1. The formula result was actually TOO precise. Meaning, my students are working from a cumulative standard normal distribution table, which gives the area to 4 decimal places, left of z-values to 2 decimal places. I realized that the results were usually slightly different from the table value, since Canvas was using z to 4 decimal places. Workaround: multiply z*100 and round to integer, then divide by 100. This forces the z to 2 decimal places.

2. The formula is for positive z values only. So I used a zsign variable which is =1 or =-1, compute the area for |z|, and then use an if() statement to get the area, depending on whether the original z is positive or negative.

All of this worked well! And since the formula takes away the limitation on my z-values (using the list approach, I was only allowing -2.5<z<2.5), I can also let sigma be random.

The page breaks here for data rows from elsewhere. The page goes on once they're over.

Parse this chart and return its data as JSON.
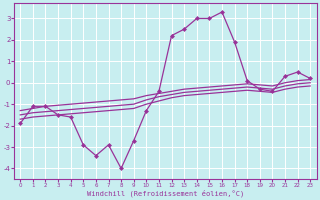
{
  "xlabel": "Windchill (Refroidissement éolien,°C)",
  "bg_color": "#c8eef0",
  "grid_color": "#ffffff",
  "line_color": "#993399",
  "marker_color": "#993399",
  "xlim": [
    -0.5,
    23.5
  ],
  "ylim": [
    -4.5,
    3.7
  ],
  "yticks": [
    -4,
    -3,
    -2,
    -1,
    0,
    1,
    2,
    3
  ],
  "xticks": [
    0,
    1,
    2,
    3,
    4,
    5,
    6,
    7,
    8,
    9,
    10,
    11,
    12,
    13,
    14,
    15,
    16,
    17,
    18,
    19,
    20,
    21,
    22,
    23
  ],
  "line1_x": [
    0,
    1,
    2,
    3,
    4,
    5,
    6,
    7,
    8,
    9,
    10,
    11,
    12,
    13,
    14,
    15,
    16,
    17,
    18,
    19,
    20,
    21,
    22,
    23
  ],
  "line1_y": [
    -1.9,
    -1.1,
    -1.1,
    -1.5,
    -1.6,
    -2.9,
    -3.4,
    -2.9,
    -4.0,
    -2.7,
    -1.3,
    -0.4,
    2.2,
    2.5,
    3.0,
    3.0,
    3.3,
    1.9,
    0.1,
    -0.3,
    -0.4,
    0.3,
    0.5,
    0.2
  ],
  "line2_x": [
    0,
    1,
    2,
    3,
    4,
    5,
    6,
    7,
    8,
    9,
    10,
    11,
    12,
    13,
    14,
    15,
    16,
    17,
    18,
    19,
    20,
    21,
    22,
    23
  ],
  "line2_y": [
    -1.3,
    -1.2,
    -1.1,
    -1.05,
    -1.0,
    -0.95,
    -0.9,
    -0.85,
    -0.8,
    -0.75,
    -0.6,
    -0.5,
    -0.4,
    -0.3,
    -0.25,
    -0.2,
    -0.15,
    -0.1,
    -0.05,
    -0.1,
    -0.15,
    0.0,
    0.1,
    0.15
  ],
  "line3_x": [
    0,
    1,
    2,
    3,
    4,
    5,
    6,
    7,
    8,
    9,
    10,
    11,
    12,
    13,
    14,
    15,
    16,
    17,
    18,
    19,
    20,
    21,
    22,
    23
  ],
  "line3_y": [
    -1.5,
    -1.4,
    -1.35,
    -1.3,
    -1.25,
    -1.2,
    -1.15,
    -1.1,
    -1.05,
    -1.0,
    -0.8,
    -0.65,
    -0.55,
    -0.45,
    -0.4,
    -0.35,
    -0.3,
    -0.25,
    -0.2,
    -0.25,
    -0.3,
    -0.15,
    -0.05,
    0.0
  ],
  "line4_x": [
    0,
    1,
    2,
    3,
    4,
    5,
    6,
    7,
    8,
    9,
    10,
    11,
    12,
    13,
    14,
    15,
    16,
    17,
    18,
    19,
    20,
    21,
    22,
    23
  ],
  "line4_y": [
    -1.7,
    -1.6,
    -1.55,
    -1.5,
    -1.45,
    -1.4,
    -1.35,
    -1.3,
    -1.25,
    -1.2,
    -1.0,
    -0.85,
    -0.7,
    -0.6,
    -0.55,
    -0.5,
    -0.45,
    -0.4,
    -0.35,
    -0.4,
    -0.45,
    -0.3,
    -0.2,
    -0.15
  ]
}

So then I tackled the "between" probability problem, which basically just required 2 lines of each formula - one for z1 and z2. I generated a few sample values to make sure everything was working the way I thought it was. What I found is, occasionally, the final result is off +/- 0.0001! Here is all of my formulas, with example values illustrating the problem:

Notice that left2-left1=0.5714 - 0.0384 = 0.5331, should be 0.5330. I saw at least one other example where the result was -0.0001. I guess this is some quirk in Canvas where something in the rounding beyond the 4 decimal places is (sometimes) throwing off the final answer? I suppose I can just set the margin of error to +/- 0.0001. But still puzzled by this! Just when I think I have it allllll figured out!